Para superar estes obstáculos, uma nova técnica de alto rendimento de produção de esferóides de células de cancro tamanho consistente em placas de 96 poços padrão foi desenvolvido. 22,23 A abordagem baseia-se num sistema de duas fases aquosa polimérica (SAB) com polietileno-glicol ( PEG) e dextrano (DEX) como polímeros de formação de fases. 24 ATPSs foram recentemente utilizado em uma variedade de aplicações biológicas romance celulares que permitam micropatterning célula e entrega localizada de reagentes biológicos para as células em meios aquosos altamente 25-32. Para formar uma esferóide, as células cancerosas são misturados com a fase aquosa DEX e uma gota de sub-microlitros da suspensão resultante é pipetada para dentro de uma solução aquosa de fase de PEG contendo a imersão bem. A queda continua a fase imiscível de imersão e confina células para facilitar a formação de um esferóide.
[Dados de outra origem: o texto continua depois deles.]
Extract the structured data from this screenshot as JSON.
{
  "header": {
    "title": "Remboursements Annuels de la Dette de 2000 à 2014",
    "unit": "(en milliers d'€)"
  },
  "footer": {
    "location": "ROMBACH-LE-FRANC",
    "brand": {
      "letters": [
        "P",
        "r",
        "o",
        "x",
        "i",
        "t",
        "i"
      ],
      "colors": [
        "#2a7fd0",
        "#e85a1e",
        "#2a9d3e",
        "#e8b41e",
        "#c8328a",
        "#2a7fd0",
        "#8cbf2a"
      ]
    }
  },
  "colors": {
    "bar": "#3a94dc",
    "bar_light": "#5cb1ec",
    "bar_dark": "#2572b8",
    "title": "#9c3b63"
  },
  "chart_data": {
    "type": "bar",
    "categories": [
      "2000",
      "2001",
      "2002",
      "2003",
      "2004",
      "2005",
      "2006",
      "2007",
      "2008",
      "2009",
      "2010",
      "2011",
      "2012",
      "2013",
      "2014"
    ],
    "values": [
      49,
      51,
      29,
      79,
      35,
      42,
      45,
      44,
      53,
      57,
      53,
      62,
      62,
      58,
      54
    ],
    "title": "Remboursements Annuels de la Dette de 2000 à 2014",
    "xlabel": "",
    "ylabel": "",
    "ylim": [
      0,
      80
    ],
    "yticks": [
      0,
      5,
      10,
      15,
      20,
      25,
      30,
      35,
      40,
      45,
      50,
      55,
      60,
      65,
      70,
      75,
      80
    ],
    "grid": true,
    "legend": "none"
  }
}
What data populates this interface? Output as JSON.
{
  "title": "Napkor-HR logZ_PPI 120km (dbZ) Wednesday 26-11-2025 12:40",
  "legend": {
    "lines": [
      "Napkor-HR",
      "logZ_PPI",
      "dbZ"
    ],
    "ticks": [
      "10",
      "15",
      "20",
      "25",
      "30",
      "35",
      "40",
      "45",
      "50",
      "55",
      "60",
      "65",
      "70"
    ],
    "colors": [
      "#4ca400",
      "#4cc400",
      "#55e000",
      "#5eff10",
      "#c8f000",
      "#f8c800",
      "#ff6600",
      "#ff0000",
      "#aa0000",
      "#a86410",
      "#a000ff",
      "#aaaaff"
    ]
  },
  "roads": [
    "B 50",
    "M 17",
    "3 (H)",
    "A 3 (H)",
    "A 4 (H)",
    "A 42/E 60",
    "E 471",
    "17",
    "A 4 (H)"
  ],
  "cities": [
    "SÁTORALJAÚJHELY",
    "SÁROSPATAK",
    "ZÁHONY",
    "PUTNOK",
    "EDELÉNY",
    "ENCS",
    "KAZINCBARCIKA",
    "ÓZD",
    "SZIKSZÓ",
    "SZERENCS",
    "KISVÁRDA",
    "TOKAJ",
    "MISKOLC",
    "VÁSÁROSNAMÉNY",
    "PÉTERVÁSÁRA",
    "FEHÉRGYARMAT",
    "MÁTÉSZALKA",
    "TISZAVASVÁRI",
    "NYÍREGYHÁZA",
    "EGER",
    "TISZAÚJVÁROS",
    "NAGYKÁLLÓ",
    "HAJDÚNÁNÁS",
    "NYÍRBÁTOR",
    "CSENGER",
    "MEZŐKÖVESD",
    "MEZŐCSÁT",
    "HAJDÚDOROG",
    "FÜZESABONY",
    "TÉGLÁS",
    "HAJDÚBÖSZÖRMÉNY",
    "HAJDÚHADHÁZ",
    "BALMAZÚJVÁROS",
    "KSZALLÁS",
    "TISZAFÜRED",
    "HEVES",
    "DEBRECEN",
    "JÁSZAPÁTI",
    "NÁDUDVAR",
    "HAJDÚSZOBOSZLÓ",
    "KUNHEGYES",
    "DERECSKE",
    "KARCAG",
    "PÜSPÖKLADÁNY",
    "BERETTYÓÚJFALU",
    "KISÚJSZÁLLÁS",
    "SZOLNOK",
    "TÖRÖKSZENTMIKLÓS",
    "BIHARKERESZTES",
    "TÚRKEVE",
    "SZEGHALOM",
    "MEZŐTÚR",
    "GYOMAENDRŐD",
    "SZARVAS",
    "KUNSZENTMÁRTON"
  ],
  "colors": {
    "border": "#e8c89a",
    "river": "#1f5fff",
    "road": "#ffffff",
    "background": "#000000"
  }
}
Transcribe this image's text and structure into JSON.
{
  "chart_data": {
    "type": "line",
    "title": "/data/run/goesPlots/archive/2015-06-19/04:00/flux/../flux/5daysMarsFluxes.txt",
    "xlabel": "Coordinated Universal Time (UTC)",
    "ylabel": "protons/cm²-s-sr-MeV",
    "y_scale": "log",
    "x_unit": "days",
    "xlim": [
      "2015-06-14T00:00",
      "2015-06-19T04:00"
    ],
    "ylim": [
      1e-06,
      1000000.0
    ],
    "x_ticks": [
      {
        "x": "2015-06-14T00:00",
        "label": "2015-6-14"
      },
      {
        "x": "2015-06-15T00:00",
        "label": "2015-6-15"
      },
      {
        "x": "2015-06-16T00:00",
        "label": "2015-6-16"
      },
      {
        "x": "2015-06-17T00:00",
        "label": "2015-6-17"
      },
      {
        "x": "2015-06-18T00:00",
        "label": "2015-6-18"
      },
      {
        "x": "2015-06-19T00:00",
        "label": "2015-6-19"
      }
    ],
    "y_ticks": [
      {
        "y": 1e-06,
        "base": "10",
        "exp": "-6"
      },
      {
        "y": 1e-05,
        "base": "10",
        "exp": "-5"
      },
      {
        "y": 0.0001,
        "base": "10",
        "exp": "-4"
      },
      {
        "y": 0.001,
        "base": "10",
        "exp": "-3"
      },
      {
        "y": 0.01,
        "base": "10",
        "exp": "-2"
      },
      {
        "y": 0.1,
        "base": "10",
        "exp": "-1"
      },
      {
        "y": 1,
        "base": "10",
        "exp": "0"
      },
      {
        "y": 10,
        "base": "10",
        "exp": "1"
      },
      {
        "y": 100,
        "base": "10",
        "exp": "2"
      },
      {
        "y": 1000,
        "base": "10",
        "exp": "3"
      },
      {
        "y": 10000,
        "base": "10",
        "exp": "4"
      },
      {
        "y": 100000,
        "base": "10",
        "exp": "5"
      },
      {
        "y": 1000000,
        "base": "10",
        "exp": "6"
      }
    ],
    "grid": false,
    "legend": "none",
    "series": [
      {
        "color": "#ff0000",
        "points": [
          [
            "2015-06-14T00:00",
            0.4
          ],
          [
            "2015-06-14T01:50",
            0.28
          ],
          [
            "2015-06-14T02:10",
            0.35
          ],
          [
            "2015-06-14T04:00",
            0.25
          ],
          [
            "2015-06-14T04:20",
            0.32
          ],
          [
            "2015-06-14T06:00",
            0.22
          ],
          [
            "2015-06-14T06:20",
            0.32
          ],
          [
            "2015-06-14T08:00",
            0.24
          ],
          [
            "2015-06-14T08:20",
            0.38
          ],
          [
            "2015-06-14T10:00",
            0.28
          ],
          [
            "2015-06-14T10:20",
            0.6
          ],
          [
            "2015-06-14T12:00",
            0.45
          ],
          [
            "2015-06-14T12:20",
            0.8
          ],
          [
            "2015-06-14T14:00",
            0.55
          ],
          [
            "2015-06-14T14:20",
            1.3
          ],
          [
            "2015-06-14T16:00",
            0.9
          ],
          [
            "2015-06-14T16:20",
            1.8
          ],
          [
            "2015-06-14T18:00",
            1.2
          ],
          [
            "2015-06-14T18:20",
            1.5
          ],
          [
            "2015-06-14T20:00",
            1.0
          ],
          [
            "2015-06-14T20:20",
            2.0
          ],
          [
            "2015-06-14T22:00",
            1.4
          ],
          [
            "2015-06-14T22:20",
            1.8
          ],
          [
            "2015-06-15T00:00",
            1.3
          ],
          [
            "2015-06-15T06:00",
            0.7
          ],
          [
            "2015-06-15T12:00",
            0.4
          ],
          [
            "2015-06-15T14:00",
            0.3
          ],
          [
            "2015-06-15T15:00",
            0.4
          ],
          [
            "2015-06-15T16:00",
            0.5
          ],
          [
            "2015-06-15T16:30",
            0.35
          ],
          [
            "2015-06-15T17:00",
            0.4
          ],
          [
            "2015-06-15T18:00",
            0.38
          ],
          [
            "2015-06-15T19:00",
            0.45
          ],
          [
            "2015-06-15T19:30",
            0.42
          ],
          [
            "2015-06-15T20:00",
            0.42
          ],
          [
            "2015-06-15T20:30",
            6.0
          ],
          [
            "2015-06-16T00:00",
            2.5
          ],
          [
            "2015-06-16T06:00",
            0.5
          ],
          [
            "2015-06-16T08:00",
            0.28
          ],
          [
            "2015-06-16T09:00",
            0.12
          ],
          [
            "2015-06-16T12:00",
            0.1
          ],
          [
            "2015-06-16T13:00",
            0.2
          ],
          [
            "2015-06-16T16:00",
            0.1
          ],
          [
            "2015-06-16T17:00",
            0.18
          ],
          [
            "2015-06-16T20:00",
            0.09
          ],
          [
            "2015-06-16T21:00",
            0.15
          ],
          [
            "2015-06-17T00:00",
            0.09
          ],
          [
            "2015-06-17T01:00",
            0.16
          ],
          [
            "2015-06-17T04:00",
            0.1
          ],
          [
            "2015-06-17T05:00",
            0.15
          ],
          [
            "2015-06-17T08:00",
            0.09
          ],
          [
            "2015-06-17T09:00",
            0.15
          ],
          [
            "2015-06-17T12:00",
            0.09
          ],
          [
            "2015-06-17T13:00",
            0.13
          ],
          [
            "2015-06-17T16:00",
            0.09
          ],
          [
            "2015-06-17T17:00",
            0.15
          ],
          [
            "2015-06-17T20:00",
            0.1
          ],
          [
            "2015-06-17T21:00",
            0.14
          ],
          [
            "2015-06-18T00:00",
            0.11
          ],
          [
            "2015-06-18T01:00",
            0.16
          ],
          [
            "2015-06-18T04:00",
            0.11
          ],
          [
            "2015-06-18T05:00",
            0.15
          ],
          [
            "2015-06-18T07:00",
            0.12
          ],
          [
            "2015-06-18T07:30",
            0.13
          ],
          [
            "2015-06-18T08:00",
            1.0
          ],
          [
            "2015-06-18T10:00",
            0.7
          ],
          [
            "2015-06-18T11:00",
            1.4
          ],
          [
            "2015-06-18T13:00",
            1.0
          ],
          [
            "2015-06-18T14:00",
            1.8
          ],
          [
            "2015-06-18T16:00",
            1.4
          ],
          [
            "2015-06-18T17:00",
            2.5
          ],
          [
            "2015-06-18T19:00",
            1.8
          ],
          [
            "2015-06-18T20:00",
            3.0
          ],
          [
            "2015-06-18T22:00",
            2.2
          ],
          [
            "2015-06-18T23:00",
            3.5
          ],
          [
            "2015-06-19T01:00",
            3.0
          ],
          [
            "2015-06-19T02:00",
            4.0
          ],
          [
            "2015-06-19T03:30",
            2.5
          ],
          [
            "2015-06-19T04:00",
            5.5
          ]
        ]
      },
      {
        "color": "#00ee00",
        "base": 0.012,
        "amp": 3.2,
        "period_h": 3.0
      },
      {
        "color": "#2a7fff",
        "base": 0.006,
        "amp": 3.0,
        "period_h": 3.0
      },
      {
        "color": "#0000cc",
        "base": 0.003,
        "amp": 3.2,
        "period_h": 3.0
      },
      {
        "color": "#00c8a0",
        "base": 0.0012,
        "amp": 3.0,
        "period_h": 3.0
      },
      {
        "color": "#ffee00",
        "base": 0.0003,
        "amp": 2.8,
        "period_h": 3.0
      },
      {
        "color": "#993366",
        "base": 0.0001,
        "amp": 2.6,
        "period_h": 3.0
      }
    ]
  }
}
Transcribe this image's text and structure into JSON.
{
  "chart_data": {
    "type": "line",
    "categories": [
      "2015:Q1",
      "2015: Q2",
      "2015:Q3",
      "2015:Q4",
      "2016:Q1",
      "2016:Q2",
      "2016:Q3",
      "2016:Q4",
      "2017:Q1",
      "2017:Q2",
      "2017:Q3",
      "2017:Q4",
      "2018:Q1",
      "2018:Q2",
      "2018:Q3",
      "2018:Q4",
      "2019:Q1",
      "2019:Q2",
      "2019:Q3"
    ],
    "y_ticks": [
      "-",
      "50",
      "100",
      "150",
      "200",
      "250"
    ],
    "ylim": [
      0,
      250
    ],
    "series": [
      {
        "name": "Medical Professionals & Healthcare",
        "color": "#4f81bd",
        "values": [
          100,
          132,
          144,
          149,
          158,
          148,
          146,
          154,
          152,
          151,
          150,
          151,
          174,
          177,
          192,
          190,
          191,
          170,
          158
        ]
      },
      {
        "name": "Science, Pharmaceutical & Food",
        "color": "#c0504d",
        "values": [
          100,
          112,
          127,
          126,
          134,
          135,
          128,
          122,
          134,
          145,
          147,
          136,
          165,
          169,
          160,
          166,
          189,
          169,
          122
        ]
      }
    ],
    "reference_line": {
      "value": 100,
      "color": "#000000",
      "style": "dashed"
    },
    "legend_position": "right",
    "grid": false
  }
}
Diabinhoortantly, a fase de imersão altamente aquoso fornece os nutrientes para as células do esferóide e minimiza o problema bem conhecido de evaporação meios comum para alguns outros ensaios que causa mudanças na osmolalidade meios e flutuações de concentrações de droga. Esta técnica permite a produção esferóide e tratamento de drogas só utilizando reagentes comercialmente disponíveis e as ferramentas de pipetagem em placas de 96 poços convencionais. É importante notar que a análise de respostas celulares de esferóides é realizada na mesma placa por meio de ensaios bioquímicos convencionais e leitores de placas. A facilidade de trabalhar com ATPS e adaptabilidade da abordagem para manipulação de líquidos robótico faz geração de alto rendimento de ambos mono-cultura e co-cultura esferóides uma técnica de laboratório simples. Esta nova abordagem será um grande passo à frente em direção à integração de esferóides de células cancerosas em processos de desenvolvimento de drogas e de descoberta com melhor rendimento testes e custo-efetividade (aumento do número de compostos testados e reduconsumo ced reagente) e eficiência (reduzindo mãos no tempo).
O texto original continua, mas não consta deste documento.